DR CATHERINE GAVIN, who died recently at the age of 92, had a remarkably long and varied career, first as an academic historian, then a war correspondent, and eventually as a widely read historical novelist with a particular interest in France.
Born in Aberdeen in 1907, Catherine Gavin went to school and then to university in her home town: the University of Aberdeen had opened its doors to women during the 1890s and by the time she arrived, in 1924, at its departments of English and History, there was a lively student culture in which women participated fairly equally with men.
Gavin was an active participant in the Debater and Dramatic Society, and specialised in the ''Aberdeen quine (lass)'' comic roles for which her command of local dialect fitted her extremely well. She graduated with first-class honours in History and English, and then chose to specialise in History. Completing her doctorate, on Louis Philippe of France, in 1931, Dr Gavin then began a career as a lecturer in History at the universities of Aberdeen and Glasgow.
In the 1930s she also had political ambitions and stood twice, unsuccessfully, as a Unionist (Conservative) candidate in parliamentary elections. During this period she wrote not only historical studies but also four much-neglected and highly readable novels, published between 1938 and 1944, which deal with life in contemporary Scotland. These books will repay study both as examples of the development of Scottish women's writing of the 1930s and 1940s, and as chronicles of the interplay between Scottish and other cultures in the early twentieth century.

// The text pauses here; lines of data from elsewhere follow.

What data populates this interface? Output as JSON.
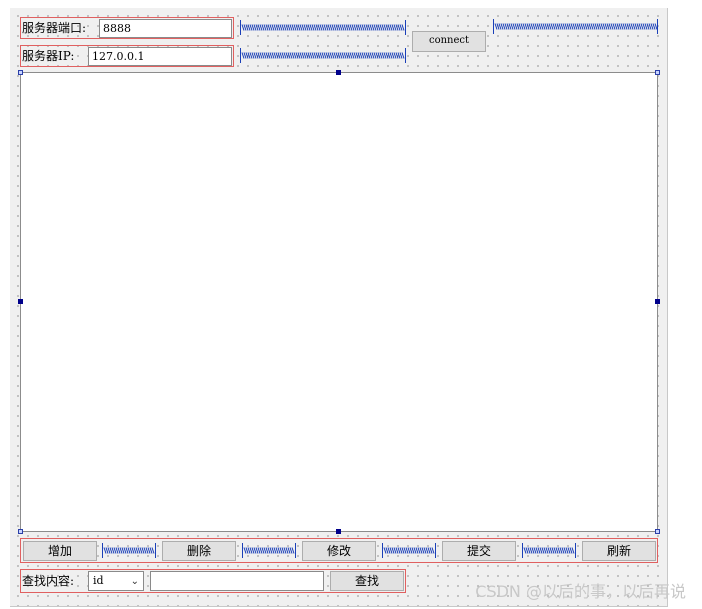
{
  "server": {
    "port_label": "服务器端口:",
    "port_value": "8888",
    "ip_label": "服务器IP:",
    "ip_value": "127.0.0.1",
    "connect_label": "connect"
  },
  "actions": {
    "add_label": "增加",
    "delete_label": "删除",
    "modify_label": "修改",
    "submit_label": "提交",
    "refresh_label": "刷新"
  },
  "search": {
    "label": "查找内容:",
    "field_selected": "id",
    "query_value": "",
    "button_label": "查找"
  },
  "watermark": "CSDN @以后的事，以后再说",
  "colors": {
    "layout_outline": "#e06060",
    "spacer": "#1a3fb8",
    "selection_handle": "#00008b"
  }
}
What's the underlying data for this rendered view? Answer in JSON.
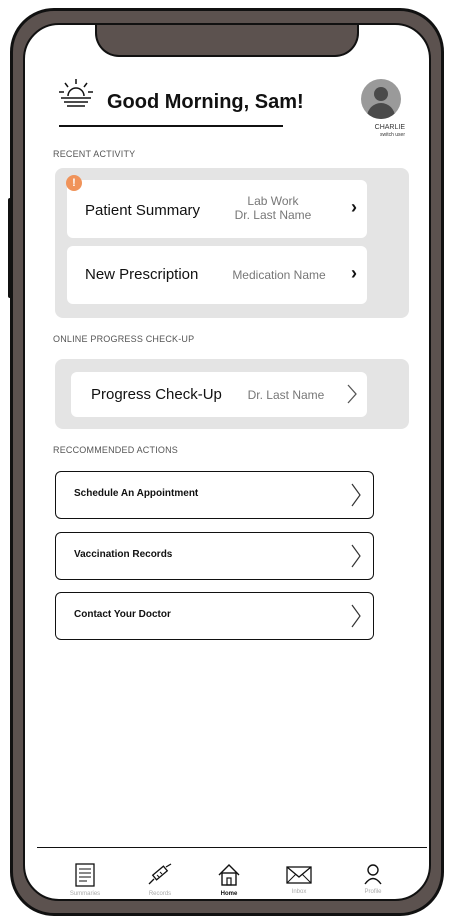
{
  "header": {
    "greeting": "Good Morning, Sam!",
    "user_name": "CHARLIE",
    "switch_user": "switch user"
  },
  "recent_activity": {
    "label": "RECENT ACTIVITY",
    "items": [
      {
        "title": "Patient Summary",
        "sub1": "Lab Work",
        "sub2": "Dr. Last Name",
        "alert": "!"
      },
      {
        "title": "New Prescription",
        "sub1": "Medication Name"
      }
    ]
  },
  "online_checkup": {
    "label": "ONLINE PROGRESS CHECK-UP",
    "item": {
      "title": "Progress Check-Up",
      "sub": "Dr. Last Name"
    }
  },
  "recommended": {
    "label": "RECCOMMENDED ACTIONS",
    "items": [
      {
        "label": "Schedule An Appointment"
      },
      {
        "label": "Vaccination Records"
      },
      {
        "label": "Contact Your Doctor"
      }
    ]
  },
  "nav": {
    "items": [
      {
        "label": "Summaries",
        "icon": "document-icon"
      },
      {
        "label": "Records",
        "icon": "syringe-icon"
      },
      {
        "label": "Home",
        "icon": "home-icon",
        "active": true
      },
      {
        "label": "Inbox",
        "icon": "envelope-icon"
      },
      {
        "label": "Profile",
        "icon": "person-icon"
      }
    ]
  },
  "colors": {
    "frame": "#5c524f",
    "panel": "#e4e4e4",
    "alert": "#f0935a"
  }
}
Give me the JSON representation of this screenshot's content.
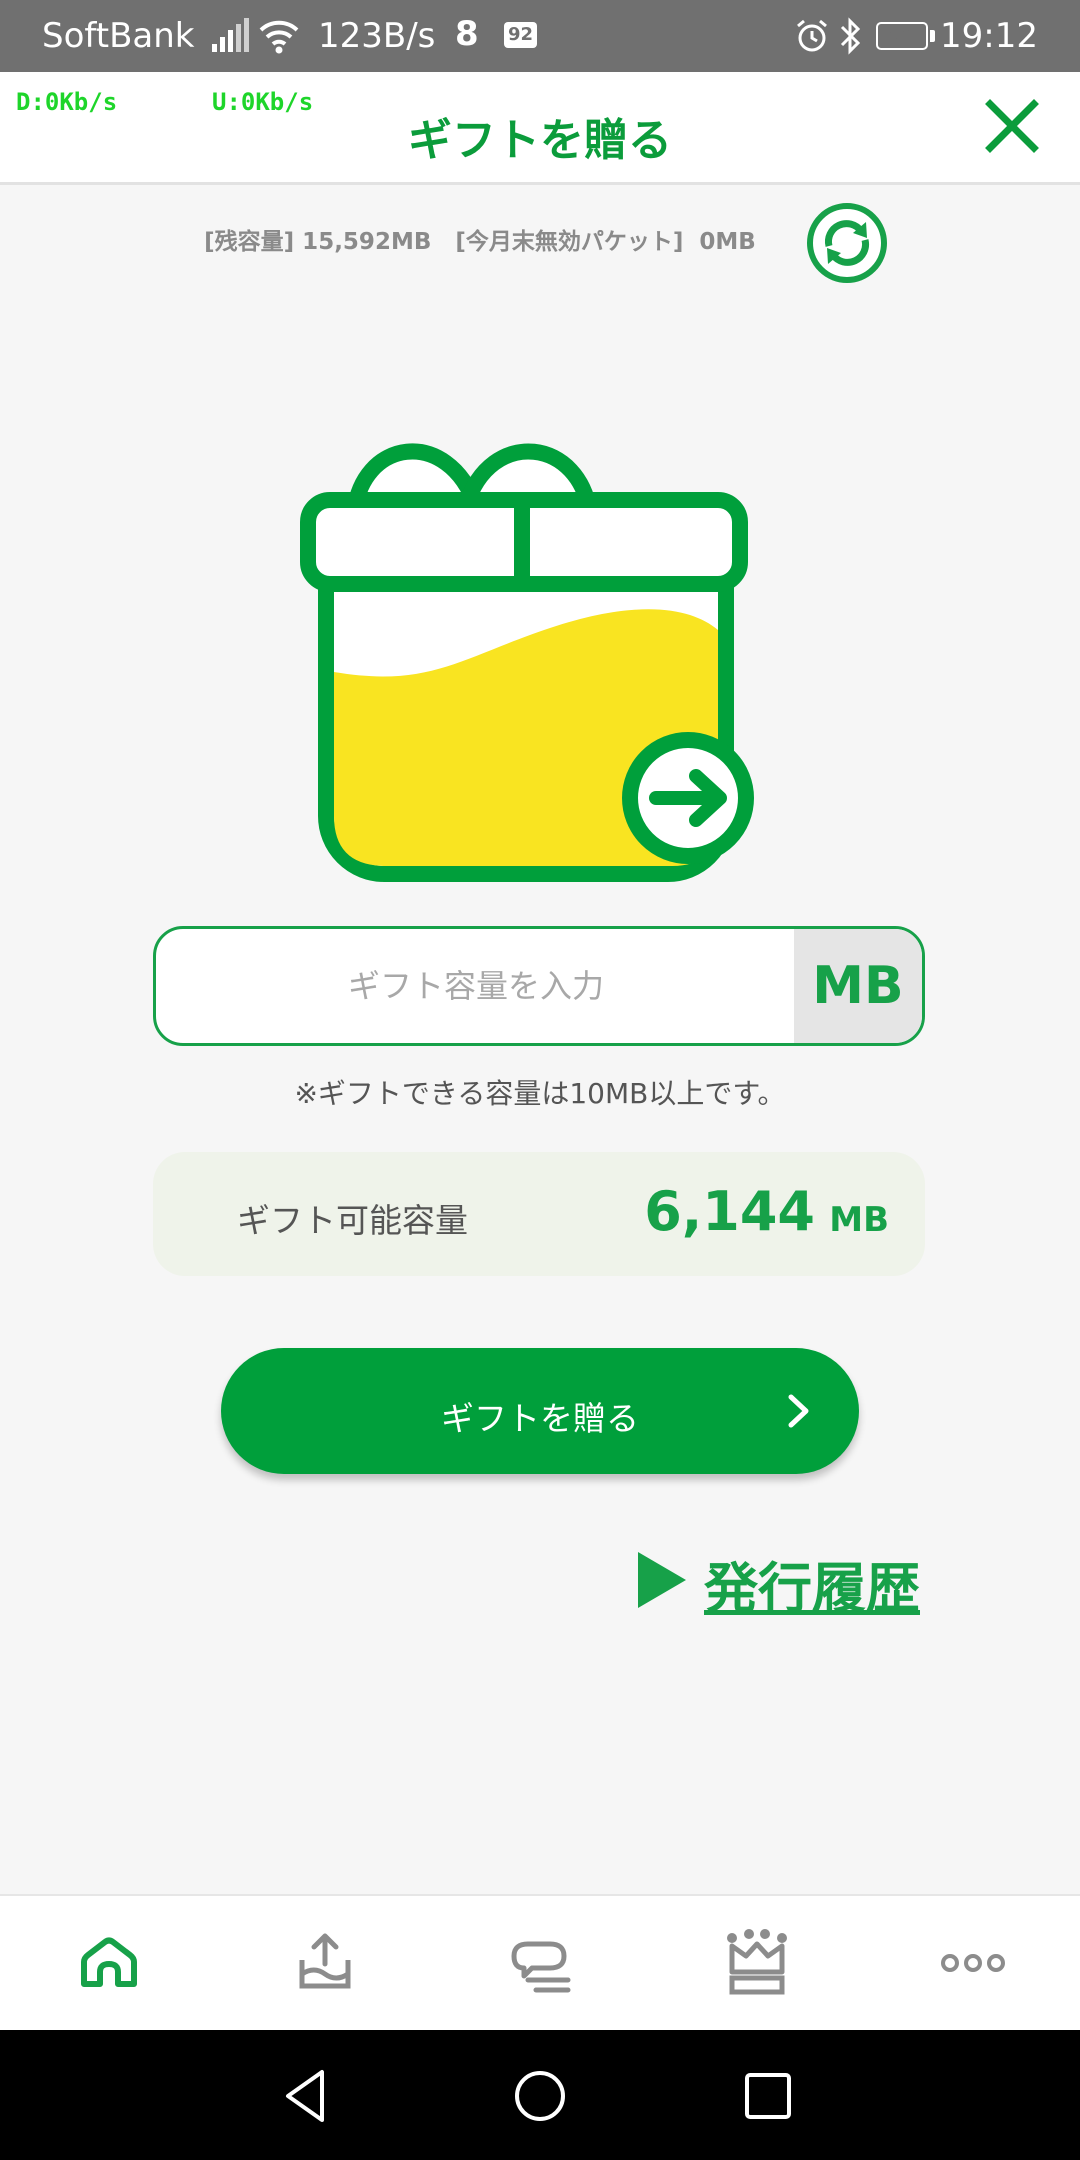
{
  "status_bar": {
    "carrier": "SoftBank",
    "speed": "123B/s",
    "badge": "8",
    "notification": "92",
    "battery": "92",
    "battery_level": 0.92,
    "time": "19:12"
  },
  "header": {
    "net_down": "D:0Kb/s",
    "net_up": "U:0Kb/s",
    "title": "ギフトを贈る"
  },
  "capacity_info": "[残容量] 15,592MB   [今月末無効パケット]  0MB",
  "input": {
    "placeholder": "ギフト容量を入力",
    "unit": "MB"
  },
  "note": "※ギフトできる容量は10MB以上です。",
  "available": {
    "label": "ギフト可能容量",
    "value": "6,144",
    "unit": "MB"
  },
  "send_button": {
    "label": "ギフトを贈る"
  },
  "history_link": {
    "label": "発行履歴"
  },
  "colors": {
    "brand_green": "#17a149",
    "button_green": "#009f3b",
    "gift_yellow": "#f9e421",
    "status_bar": "#707070"
  },
  "bottom_nav": [
    {
      "icon": "home-icon",
      "active": true
    },
    {
      "icon": "data-charge-icon",
      "active": false
    },
    {
      "icon": "chat-icon",
      "active": false
    },
    {
      "icon": "crown-icon",
      "active": false
    },
    {
      "icon": "more-icon",
      "active": false
    }
  ],
  "system_nav": [
    "back-icon",
    "home-circle-icon",
    "recents-icon"
  ]
}
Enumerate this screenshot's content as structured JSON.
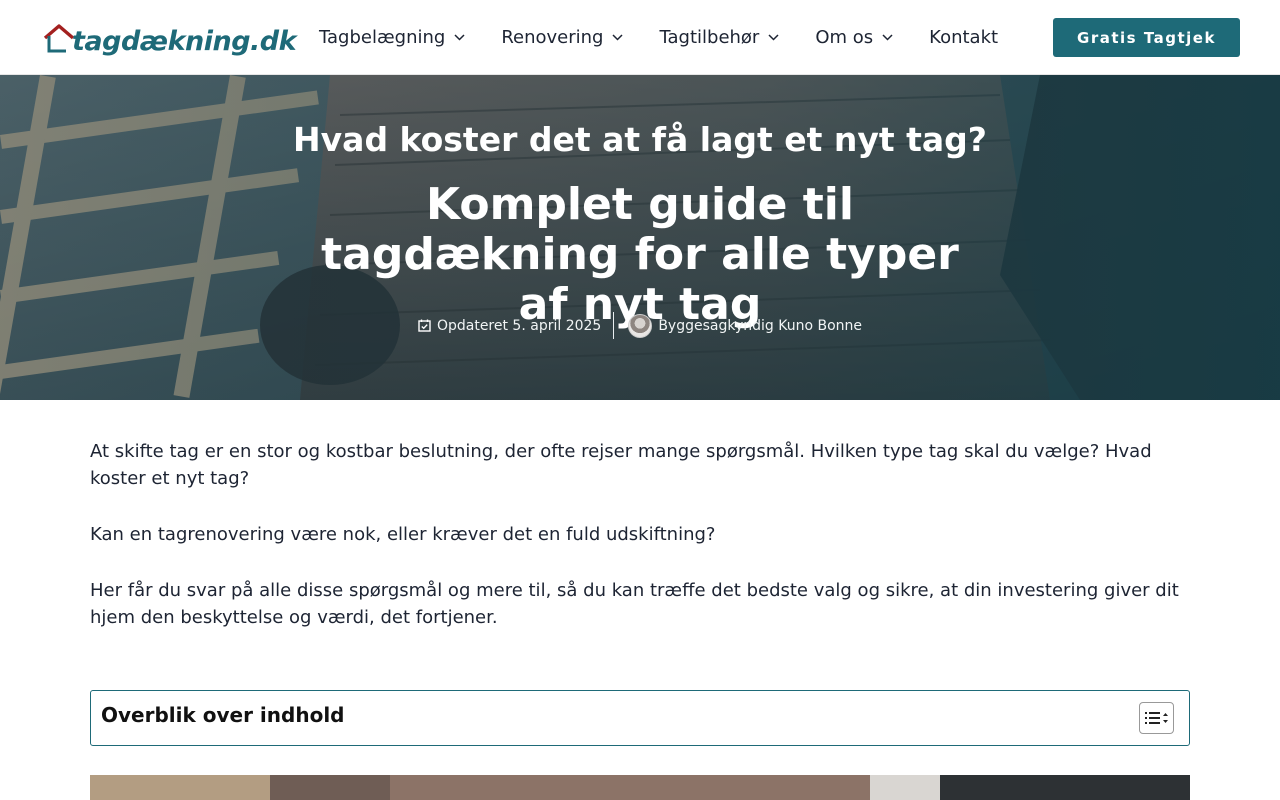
{
  "header": {
    "logo_text": "tagdækning.dk",
    "nav": [
      {
        "label": "Tagbelægning",
        "has_dropdown": true
      },
      {
        "label": "Renovering",
        "has_dropdown": true
      },
      {
        "label": "Tagtilbehør",
        "has_dropdown": true
      },
      {
        "label": "Om os",
        "has_dropdown": true
      },
      {
        "label": "Kontakt",
        "has_dropdown": false
      }
    ],
    "cta_label": "Gratis Tagtjek"
  },
  "hero": {
    "subtitle": "Hvad koster det at få lagt et nyt tag?",
    "title": "Komplet guide til tagdækning for alle typer af nyt tag",
    "updated": "Opdateret 5. april 2025",
    "author": "Byggesagkyndig Kuno Bonne"
  },
  "content": {
    "paragraphs": [
      "At skifte tag er en stor og kostbar beslutning, der ofte rejser mange spørgsmål. Hvilken type tag skal du vælge? Hvad koster et nyt tag?",
      "Kan en tagrenovering være nok, eller kræver det en fuld udskiftning?",
      "Her får du svar på alle disse spørgsmål og mere til, så du kan træffe det bedste valg og sikre, at din investering giver dit hjem den beskyttelse og værdi, det fortjener."
    ]
  },
  "toc": {
    "title": "Overblik over indhold"
  },
  "colors": {
    "brand": "#1e6a78",
    "logo_roof": "#a3201f",
    "text": "#1d2433"
  }
}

During the Second World War Catherine Gavin turned to journalism, working for Kemsley newspapers, and she had an illustrious career as one of the very few women war correspondents, working in France and the Netherlands. After the war, while working in Paris, she met and married John Ashcraft, an American advertising executive. With him, she moved to the United States and, after a few more years in journalism, she resumed work as a writer of fiction. Now, instead of taking her subjects from contemporary life, she used her expertise as a historian to bring to life several different periods of history, ranging from the France and Mexico of the Second Empire, through the First World War arenas of the Baltic and Turkey, to the France of the Second World War.
She developed skilful ways of combining the personal life of a spirited heroine with a detailed and acute representation of politics and of historical events. Characteristically, the novels create excitement, dramatic tension, and romance, while also containing a sober recognition of the suffering and loss that result from war. The freedom of France was among her greatest passions, and this, combined with her hearty detestation of General De Gaulle, makes her French Resistance trilogy, published in the late 1970s, especially powerful. She was prodigiously energetic, still producing new work into her eighties, and was read in translation in eight foreign languages.
In her later years, although she and her husband based their lives in San Francisco, Dr Gavin maintained a strong and generous interest in Aberdeen University, which awarded her a D Litt in 1986. The Catherine Gavin room in the King's College Conference Centre, which she opened in 1991, is a congenial space for intellectual activity and its existence will ensure that this talented, versatile, and cosmopolitan daughter of the North-east is remembered in her home town and university. A happy marriage of 50 years was ended by John Ashcraft's death in 1998.